È lo stesso meccanismo usato da Israele: le vittime civili israeliane del 7 ottobre sono vittime, ma nel conflitto israelo-palestinese Israele non è la vittima. Chi da anni pratica politiche coloniali, ora brutalmente genocidiarie, chi esercita sopraffazione, non può essere considerato la vittima, ma Israele si impone come tale e un mondo colluso lo accetta. Preciso: il termine «vittima» può essere fuorviante. Gli studenti che manifestano, i palestinesi che rivendicano il diritto di esistere, sono soggetti attivi, non il mero riflesso di azioni altrui.
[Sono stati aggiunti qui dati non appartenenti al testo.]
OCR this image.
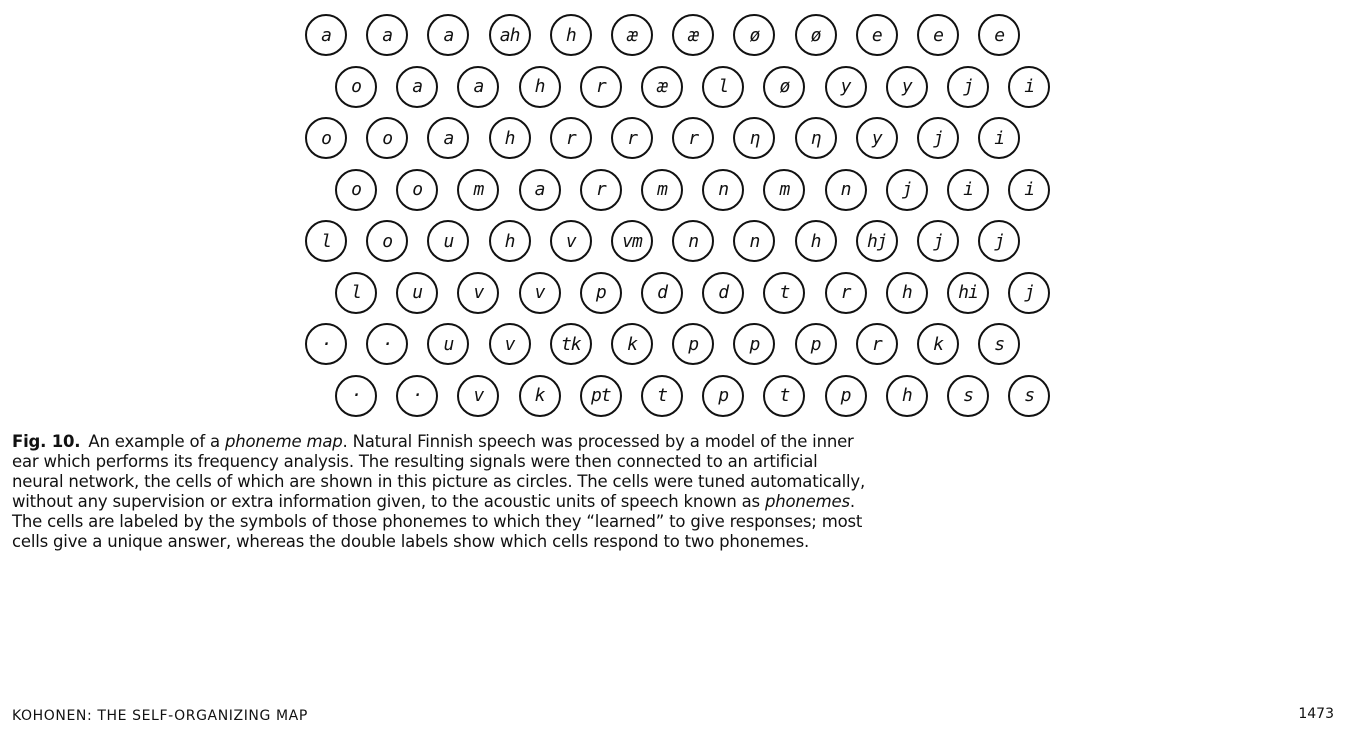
a	a	a	ah	h	æ	æ	ø	ø	e	e	e
o	a	a	h	r	æ	l	ø	y	y	j	i
o	o	a	h	r	r	r	η	η	y	j	i
o	o	m	a	r	m	n	m	n	j	i	i
l	o	u	h	v	vm	n	n	h	hj	j	j
l	u	v	v	p	d	d	t	r	h	hi	j
·	·	u	v	tk	k	p	p	p	r	k	s
·	·	v	k	pt	t	p	t	p	h	s	s
Fig. 10. An example of a phoneme map. Natural Finnish speech was processed by a model of the inner ear which performs its frequency analysis. The resulting signals were then connected to an artificial neural network, the cells of which are shown in this picture as circles. The cells were tuned automatically, without any supervision or extra information given, to the acoustic units of speech known as phonemes. The cells are labeled by the symbols of those phonemes to which they “learned” to give responses; most cells give a unique answer, whereas the double labels show which cells respond to two phonemes.
KOHONEN: THE SELF-ORGANIZING MAP	1473
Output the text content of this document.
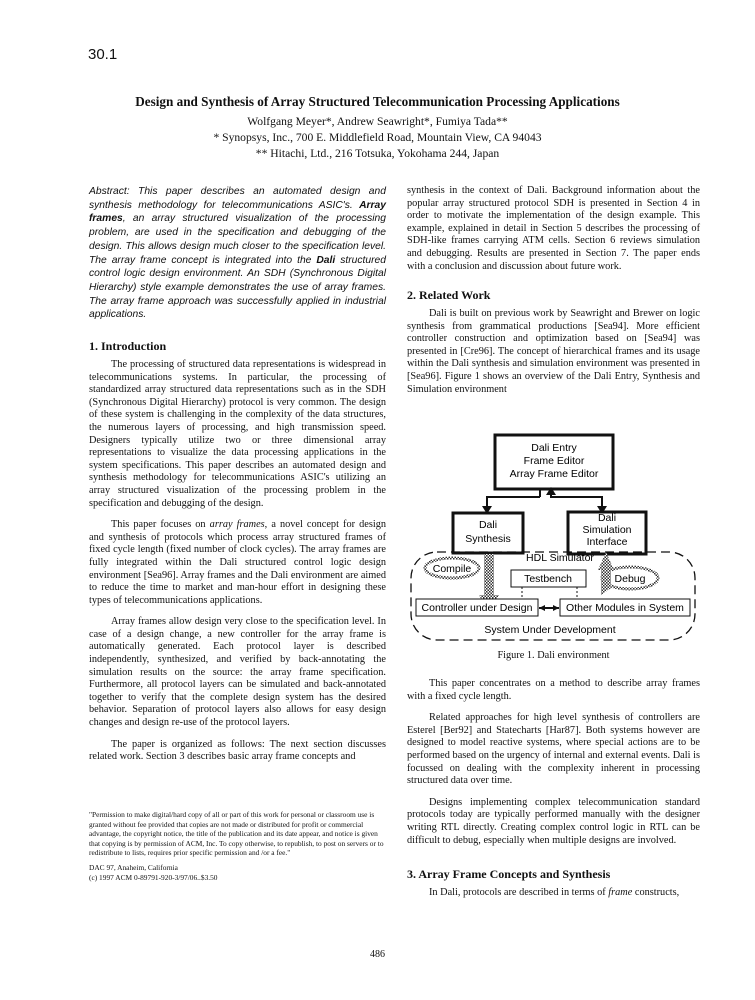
30.1
Design and Synthesis of Array Structured Telecommunication Processing Applications
Wolfgang Meyer*, Andrew Seawright*, Fumiya Tada**
* Synopsys, Inc., 700 E. Middlefield Road, Mountain View, CA 94043
** Hitachi, Ltd., 216 Totsuka, Yokohama 244, Japan
Abstract: This paper describes an automated design and synthesis methodology for telecommunications ASIC's. Array frames, an array structured visualization of the processing problem, are used in the specification and debugging of the design. This allows design much closer to the specification level. The array frame concept is integrated into the Dali structured control logic design environment. An SDH (Synchronous Digital Hierarchy) style example demonstrates the use of array frames. The array frame approach was successfully applied in industrial applications.
1. Introduction

The processing of structured data representations is widespread in telecommunications systems. In particular, the processing of standardized array structured data representations such as in the SDH (Synchronous Digital Hierarchy) protocol is very common. The design of these system is challenging in the complexity of the data structures, the numerous layers of processing, and high transmission speed. Designers typically utilize two or three dimensional array representations to visualize the data processing applications in the system specifications. This paper describes an automated design and synthesis methodology for telecommunications ASIC's utilizing an array structured visualization of the processing problem in the specification and debugging of the design.

This paper focuses on array frames, a novel concept for design and synthesis of protocols which process array structured frames of fixed cycle length (fixed number of clock cycles). The array frames are fully integrated within the Dali structured control logic design environment [Sea96]. Array frames and the Dali environment are aimed to reduce the time to market and man-hour effort in designing these types of telecommunications applications.

Array frames allow design very close to the specification level. In case of a design change, a new controller for the array frame is automatically generated. Each protocol layer is described independently, synthesized, and verified by back-annotating the simulation results on the source: the array frame specification. Furthermore, all protocol layers can be simulated and back-annotated together to verify that the complete design system has the desired behavior. Separation of protocol layers also allows for easy design changes and design re-use of the protocol layers.

The paper is organized as follows: The next section discusses related work. Section 3 describes basic array frame concepts and

"Permission to make digital/hard copy of all or part of this work for personal or classroom use is granted without fee provided that copies are not made or distributed for profit or commercial advantage, the copyright notice, the title of the publication and its date appear, and notice is given that copying is by permission of ACM, Inc. To copy otherwise, to republish, to post on servers or to redistribute to lists, requires prior specific permission and /or a fee."
DAC 97, Anaheim, California
(c) 1997 ACM 0-89791-920-3/97/06..$3.50
synthesis in the context of Dali. Background information about the popular array structured protocol SDH is presented in Section 4 in order to motivate the implementation of the design example. This example, explained in detail in Section 5 describes the processing of SDH-like frames carrying ATM cells. Section 6 reviews simulation and debugging. Results are presented in Section 7. The paper ends with a conclusion and discussion about future work.
2. Related Work

Dali is built on previous work by Seawright and Brewer on logic synthesis from grammatical productions [Sea94]. More efficient controller construction and optimization based on [Sea94] was presented in [Cre96]. The concept of hierarchical frames and its usage within the Dali synthesis and simulation environment was presented in [Sea96]. Figure 1 shows an overview of the Dali Entry, Synthesis and Simulation environment

Dali Entry
Frame Editor
Array Frame Editor
Dali
Synthesis
Dali
Simulation
Interface
HDL Simulator
Compile
Debug
Testbench
Controller under Design	Other Modules in System
System Under Development
Figure 1. Dali environment

This paper concentrates on a method to describe array frames with a fixed cycle length.

Related approaches for high level synthesis of controllers are Esterel [Ber92] and Statecharts [Har87]. Both systems however are designed to model reactive systems, where special actions are to be performed based on the urgency of internal and external events. Dali is focussed on dealing with the complexity inherent in processing structured data over time.

Designs implementing complex telecommunication standard protocols today are typically performed manually with the designer writing RTL directly. Creating complex control logic in RTL can be difficult to debug, especially when multiple designs are involved.

3. Array Frame Concepts and Synthesis

In Dali, protocols are described in terms of frame constructs,

486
Sono persone che hanno scelto di stare da una parte e si sono assunte la responsabilità di non lasciare che questi anni passino alla storia – se l’umanità permetterà a se stessa di avere un futuro – come l’età delle guerre, della violenza, della metamorfosi delle democrazie nella caricatura di se stesse, nell’ignavia dei molti, senza nessuno a «dire no».

Sono consapevoli e determinati e dalla parte giusta della storia, loro lo sanno e lo sa anche chi, negando spazi, reprimendo e denigrando, tenta in ogni modo di impedire che siano ascoltati. Non lasciamoli soli a dire la verità al potere.